Optimal control of anisotropic Allen-Cahn equations

TL;DR

This paper develops a numerical approach for optimal control problems governed by anisotropic Allen-Cahn equations, including theoretical analysis and a trust region Newton solver, demonstrating convergence and mesh independence.

Contribution

It introduces a framework for analyzing and solving anisotropic Allen-Cahn optimal control problems with regularization and convergence analysis, including a numerical solver.

Findings

Convergence of optimal controls for smooth approximations.

Mesh independent behavior demonstrated numerically.

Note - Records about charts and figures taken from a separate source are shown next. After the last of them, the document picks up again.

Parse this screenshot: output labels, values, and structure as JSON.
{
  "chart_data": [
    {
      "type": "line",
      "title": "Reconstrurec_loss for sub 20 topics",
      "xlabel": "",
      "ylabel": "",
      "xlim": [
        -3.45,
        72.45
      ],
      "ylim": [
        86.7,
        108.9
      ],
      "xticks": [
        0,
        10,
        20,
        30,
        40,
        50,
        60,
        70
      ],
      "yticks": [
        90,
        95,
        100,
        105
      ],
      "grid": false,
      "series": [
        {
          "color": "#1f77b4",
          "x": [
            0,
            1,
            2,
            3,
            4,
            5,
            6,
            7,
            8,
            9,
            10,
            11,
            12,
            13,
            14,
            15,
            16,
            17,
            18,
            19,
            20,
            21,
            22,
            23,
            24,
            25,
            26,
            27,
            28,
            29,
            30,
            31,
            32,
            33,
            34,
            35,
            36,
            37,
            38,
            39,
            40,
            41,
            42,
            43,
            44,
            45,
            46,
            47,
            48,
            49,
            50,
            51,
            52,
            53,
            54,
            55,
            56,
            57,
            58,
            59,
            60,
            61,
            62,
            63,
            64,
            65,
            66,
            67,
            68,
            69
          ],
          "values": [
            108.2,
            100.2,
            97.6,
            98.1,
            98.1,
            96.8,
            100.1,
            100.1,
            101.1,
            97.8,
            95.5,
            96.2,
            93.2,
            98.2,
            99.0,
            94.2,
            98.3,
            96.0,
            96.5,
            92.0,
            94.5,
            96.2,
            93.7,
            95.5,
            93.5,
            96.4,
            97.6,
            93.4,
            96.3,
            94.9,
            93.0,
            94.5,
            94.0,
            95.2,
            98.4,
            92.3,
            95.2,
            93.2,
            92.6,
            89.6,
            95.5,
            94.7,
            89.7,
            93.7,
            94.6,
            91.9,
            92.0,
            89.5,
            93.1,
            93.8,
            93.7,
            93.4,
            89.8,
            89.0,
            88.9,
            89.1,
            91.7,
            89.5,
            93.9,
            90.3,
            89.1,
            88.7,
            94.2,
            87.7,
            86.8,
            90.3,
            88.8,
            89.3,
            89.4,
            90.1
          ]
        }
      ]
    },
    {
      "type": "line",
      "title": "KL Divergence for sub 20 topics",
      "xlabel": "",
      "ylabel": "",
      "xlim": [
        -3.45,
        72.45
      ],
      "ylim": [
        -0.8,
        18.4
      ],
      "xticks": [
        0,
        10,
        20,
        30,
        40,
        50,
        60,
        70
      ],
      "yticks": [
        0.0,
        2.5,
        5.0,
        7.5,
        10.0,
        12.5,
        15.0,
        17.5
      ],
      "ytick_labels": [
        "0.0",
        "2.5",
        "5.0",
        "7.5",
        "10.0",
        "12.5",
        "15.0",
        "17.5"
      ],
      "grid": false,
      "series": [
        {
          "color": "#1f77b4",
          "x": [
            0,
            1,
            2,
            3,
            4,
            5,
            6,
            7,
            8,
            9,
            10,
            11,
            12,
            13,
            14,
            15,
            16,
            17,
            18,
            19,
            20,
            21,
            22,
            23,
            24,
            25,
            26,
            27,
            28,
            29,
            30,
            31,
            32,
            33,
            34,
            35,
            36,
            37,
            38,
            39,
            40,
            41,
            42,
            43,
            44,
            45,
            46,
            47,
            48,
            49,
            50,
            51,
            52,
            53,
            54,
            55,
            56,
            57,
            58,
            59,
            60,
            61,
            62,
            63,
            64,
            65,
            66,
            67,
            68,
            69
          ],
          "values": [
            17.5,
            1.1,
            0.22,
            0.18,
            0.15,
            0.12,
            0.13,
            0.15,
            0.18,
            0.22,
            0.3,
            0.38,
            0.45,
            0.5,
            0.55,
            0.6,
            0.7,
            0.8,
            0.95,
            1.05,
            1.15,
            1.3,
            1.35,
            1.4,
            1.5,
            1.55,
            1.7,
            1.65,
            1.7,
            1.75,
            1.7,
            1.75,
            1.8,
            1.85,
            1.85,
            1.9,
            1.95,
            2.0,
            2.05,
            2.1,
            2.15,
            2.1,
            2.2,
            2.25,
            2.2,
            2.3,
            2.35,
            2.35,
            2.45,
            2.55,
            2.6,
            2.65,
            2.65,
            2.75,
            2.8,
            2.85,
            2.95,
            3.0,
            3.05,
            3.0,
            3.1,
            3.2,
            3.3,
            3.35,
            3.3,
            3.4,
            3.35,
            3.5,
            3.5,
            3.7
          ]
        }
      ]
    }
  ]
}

Effective regularization for a wide class of anisotropies.

Abstract

This paper aims at solving an optimal control problem governed by an anisotropic Allen-Cahn equation numerically. Therefore we first prove the Fr\'echet differentiability of an in time discretized parabolic control problem under certain assumptions on the involved quasilinearity and formulate the first order necessary conditions. As a next step, since the anisotropies are in general not smooth enough, the convergence behavior of the optimal controls are studied for a sequence of (smooth) approximations of the former quasilinear term. In addition the simultaneous limit in the approximation and the time step size is considered. For a class covering a large variety of anisotropies we introduce a certain regularization and show the previously formulated requirements. Finally, a trust region Newton solver is applied to various anisotropies and configurations, and numerical evidence for mesh independent behavior and convergence with respect to regularization is presented.